短期的には、もしパウエル議長が辞任することになれば、FRBの金利政策に対する見通しはすぐにハト派寄りに変更されると見られています。市場では、FRBが年内に政策金利を100ベーシスポイント引き下げ、3.25〜3.50%になると予想されていますが、これはパウエル氏が成長の鈍化とインフレの圧力とのバランスを取ろうとしている前提に基づいています。仮にFRBがトランプ氏の方針に寄るようであれば、さらに金融緩和が進む可能性もあるでしょう。
とはいえ、これもあくまで複数あるシナリオの一つに過ぎません。ドル安が続くことで、他国の通貨が相対的に上昇すれば、その国々から歓迎されないのは確実です。さらに、ドルの信頼が失われれば、世界市場に思いもよらない波紋が広がる可能性もあります。公的な市場介入が行われる場面も、いずれは訪れると考えられます。
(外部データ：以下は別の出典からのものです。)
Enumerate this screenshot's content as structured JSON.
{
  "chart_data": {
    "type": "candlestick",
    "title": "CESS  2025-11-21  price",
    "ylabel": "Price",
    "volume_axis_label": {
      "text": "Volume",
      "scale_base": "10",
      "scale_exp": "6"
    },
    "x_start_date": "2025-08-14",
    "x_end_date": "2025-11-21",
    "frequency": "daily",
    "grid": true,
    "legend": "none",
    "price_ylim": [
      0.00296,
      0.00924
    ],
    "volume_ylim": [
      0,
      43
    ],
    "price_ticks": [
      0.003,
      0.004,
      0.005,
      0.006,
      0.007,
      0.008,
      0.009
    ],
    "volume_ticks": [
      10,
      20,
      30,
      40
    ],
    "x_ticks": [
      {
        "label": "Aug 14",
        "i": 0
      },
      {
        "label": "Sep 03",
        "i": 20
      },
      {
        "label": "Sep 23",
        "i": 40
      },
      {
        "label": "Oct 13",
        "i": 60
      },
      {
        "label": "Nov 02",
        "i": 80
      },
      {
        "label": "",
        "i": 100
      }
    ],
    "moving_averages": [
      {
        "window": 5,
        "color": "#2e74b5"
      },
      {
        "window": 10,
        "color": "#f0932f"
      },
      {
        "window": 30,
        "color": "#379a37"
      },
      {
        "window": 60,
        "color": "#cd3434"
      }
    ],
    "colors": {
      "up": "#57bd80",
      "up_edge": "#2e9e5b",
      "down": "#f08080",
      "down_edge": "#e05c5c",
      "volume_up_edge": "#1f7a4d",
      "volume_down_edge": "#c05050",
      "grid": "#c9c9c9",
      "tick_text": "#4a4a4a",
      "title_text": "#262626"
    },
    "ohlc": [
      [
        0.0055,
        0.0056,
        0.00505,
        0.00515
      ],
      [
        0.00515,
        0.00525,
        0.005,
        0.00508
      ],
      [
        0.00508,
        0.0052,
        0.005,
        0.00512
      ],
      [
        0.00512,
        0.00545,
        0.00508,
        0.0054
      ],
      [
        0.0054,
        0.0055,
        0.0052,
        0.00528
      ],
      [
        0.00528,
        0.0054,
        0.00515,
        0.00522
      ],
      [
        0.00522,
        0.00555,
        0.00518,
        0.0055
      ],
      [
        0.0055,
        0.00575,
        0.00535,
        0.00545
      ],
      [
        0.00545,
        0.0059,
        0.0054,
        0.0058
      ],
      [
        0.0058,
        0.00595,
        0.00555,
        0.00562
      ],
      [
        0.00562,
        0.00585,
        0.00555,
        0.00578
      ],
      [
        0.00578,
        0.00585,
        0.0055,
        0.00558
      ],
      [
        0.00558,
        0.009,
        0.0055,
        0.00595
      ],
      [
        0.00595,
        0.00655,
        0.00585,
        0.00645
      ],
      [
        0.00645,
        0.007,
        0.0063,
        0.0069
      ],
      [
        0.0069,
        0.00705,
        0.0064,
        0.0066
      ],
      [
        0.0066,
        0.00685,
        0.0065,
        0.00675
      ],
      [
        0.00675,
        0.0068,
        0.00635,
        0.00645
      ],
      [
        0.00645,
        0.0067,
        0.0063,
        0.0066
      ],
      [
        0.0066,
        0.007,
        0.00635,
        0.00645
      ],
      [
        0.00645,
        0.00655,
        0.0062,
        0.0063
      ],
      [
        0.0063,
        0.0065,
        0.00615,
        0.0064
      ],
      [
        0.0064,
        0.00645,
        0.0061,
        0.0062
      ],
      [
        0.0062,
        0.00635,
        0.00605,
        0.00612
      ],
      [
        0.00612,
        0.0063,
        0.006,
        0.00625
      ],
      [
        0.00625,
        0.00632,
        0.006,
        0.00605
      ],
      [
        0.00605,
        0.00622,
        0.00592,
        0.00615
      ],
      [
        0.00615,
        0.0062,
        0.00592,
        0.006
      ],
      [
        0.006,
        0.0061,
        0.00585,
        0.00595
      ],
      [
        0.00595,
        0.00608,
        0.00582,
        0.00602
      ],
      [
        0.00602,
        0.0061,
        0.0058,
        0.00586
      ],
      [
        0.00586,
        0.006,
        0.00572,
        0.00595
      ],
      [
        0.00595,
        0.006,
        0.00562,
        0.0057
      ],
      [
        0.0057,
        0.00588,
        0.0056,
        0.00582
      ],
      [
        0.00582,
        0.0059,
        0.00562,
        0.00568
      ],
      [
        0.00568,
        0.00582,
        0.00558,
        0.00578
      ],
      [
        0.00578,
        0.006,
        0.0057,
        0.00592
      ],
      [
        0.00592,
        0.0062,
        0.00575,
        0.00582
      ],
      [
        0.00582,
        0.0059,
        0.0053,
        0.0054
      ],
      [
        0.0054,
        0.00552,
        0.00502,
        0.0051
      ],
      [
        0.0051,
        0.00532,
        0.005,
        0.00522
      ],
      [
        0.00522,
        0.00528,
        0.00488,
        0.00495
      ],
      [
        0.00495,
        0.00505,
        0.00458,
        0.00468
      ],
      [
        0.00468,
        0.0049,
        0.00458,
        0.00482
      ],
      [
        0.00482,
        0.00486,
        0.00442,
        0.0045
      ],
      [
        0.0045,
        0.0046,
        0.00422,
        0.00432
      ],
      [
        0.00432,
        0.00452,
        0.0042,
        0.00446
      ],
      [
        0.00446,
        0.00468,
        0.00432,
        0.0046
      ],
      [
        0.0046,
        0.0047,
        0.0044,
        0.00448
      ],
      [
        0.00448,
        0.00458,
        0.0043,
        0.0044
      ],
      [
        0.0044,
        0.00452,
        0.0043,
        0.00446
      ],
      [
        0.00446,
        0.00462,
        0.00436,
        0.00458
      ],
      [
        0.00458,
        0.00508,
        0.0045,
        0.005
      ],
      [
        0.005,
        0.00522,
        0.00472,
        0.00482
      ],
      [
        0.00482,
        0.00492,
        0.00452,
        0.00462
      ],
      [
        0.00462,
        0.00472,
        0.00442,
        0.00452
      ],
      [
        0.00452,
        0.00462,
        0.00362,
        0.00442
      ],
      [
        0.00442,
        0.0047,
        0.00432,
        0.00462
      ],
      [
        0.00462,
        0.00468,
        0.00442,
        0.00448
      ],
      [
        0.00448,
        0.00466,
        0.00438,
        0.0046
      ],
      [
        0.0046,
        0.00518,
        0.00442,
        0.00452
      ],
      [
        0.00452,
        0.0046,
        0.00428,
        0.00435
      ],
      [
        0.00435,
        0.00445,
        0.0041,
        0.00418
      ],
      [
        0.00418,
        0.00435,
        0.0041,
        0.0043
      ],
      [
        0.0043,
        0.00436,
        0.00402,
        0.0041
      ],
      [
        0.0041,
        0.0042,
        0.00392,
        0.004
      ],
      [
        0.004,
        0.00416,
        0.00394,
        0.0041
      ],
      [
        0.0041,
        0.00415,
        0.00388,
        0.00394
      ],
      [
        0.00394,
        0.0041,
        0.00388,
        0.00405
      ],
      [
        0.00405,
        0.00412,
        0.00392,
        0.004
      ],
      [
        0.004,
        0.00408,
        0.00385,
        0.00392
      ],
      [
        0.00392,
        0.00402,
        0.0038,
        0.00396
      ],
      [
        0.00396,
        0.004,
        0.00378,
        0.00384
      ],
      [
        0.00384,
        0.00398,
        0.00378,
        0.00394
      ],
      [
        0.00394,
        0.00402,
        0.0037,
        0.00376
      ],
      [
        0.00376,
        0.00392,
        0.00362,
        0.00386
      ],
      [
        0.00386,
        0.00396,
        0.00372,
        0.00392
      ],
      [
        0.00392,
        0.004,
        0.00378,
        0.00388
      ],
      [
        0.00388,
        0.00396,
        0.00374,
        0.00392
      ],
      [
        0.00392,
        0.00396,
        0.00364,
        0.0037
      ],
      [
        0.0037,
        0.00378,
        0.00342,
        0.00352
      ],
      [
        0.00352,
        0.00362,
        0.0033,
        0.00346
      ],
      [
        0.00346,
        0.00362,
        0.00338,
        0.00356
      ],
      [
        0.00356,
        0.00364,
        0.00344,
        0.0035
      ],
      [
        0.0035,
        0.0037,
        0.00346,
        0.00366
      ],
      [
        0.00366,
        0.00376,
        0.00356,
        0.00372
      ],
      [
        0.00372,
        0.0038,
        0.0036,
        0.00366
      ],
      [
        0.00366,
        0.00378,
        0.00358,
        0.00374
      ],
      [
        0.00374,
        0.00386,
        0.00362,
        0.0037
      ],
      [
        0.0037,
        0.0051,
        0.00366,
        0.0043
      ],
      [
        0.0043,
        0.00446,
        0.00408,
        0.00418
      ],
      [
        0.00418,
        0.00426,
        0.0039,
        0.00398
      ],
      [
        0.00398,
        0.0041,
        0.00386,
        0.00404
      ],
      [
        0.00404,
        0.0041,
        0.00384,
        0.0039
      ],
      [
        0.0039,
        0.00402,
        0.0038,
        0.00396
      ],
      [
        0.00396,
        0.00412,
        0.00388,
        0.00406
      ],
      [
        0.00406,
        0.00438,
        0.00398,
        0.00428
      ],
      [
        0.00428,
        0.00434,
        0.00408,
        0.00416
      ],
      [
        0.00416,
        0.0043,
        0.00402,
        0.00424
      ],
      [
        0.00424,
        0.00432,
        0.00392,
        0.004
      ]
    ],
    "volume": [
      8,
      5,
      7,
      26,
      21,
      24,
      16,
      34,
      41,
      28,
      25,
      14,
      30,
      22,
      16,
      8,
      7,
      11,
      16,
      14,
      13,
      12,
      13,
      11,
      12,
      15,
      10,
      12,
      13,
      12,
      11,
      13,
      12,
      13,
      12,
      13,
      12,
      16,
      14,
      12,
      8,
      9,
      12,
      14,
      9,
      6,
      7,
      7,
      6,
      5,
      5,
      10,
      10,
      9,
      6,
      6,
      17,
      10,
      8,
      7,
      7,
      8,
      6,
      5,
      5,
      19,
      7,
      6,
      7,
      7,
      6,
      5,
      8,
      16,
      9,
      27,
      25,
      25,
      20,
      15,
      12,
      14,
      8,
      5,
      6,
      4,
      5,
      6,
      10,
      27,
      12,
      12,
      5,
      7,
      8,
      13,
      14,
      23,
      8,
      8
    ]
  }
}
しかし、そのような介入が果たして効果を発揮するのかは不透明です。エコノミストのフィル・サトル氏は、「たとえFRBであっても、ドルに対する投機的な攻撃を完全に食い止めるのは難しい」と警戒しています。
トランプ氏が目指しているのは、世界の経済構造そのものの再構築だとされています。FRBへの政治的圧力、インフレ期待の不安定化、ドルの信頼の低下は、確かにその目標の達成に寄与するかもしれませんが、その代償は非常に大きなものになるでしょう。
オンライン予測市場のポリマーケットによると、年内にパウエル議長が解任される可能性は19%とされており、これは年初の15%前後からは上昇していますが、先週の23%からはやや低下しています。とはいえ、トランプ氏の方針が急に変わらない限り、この可能性、そしてドルへの下押し圧力は今後も強まると見られています。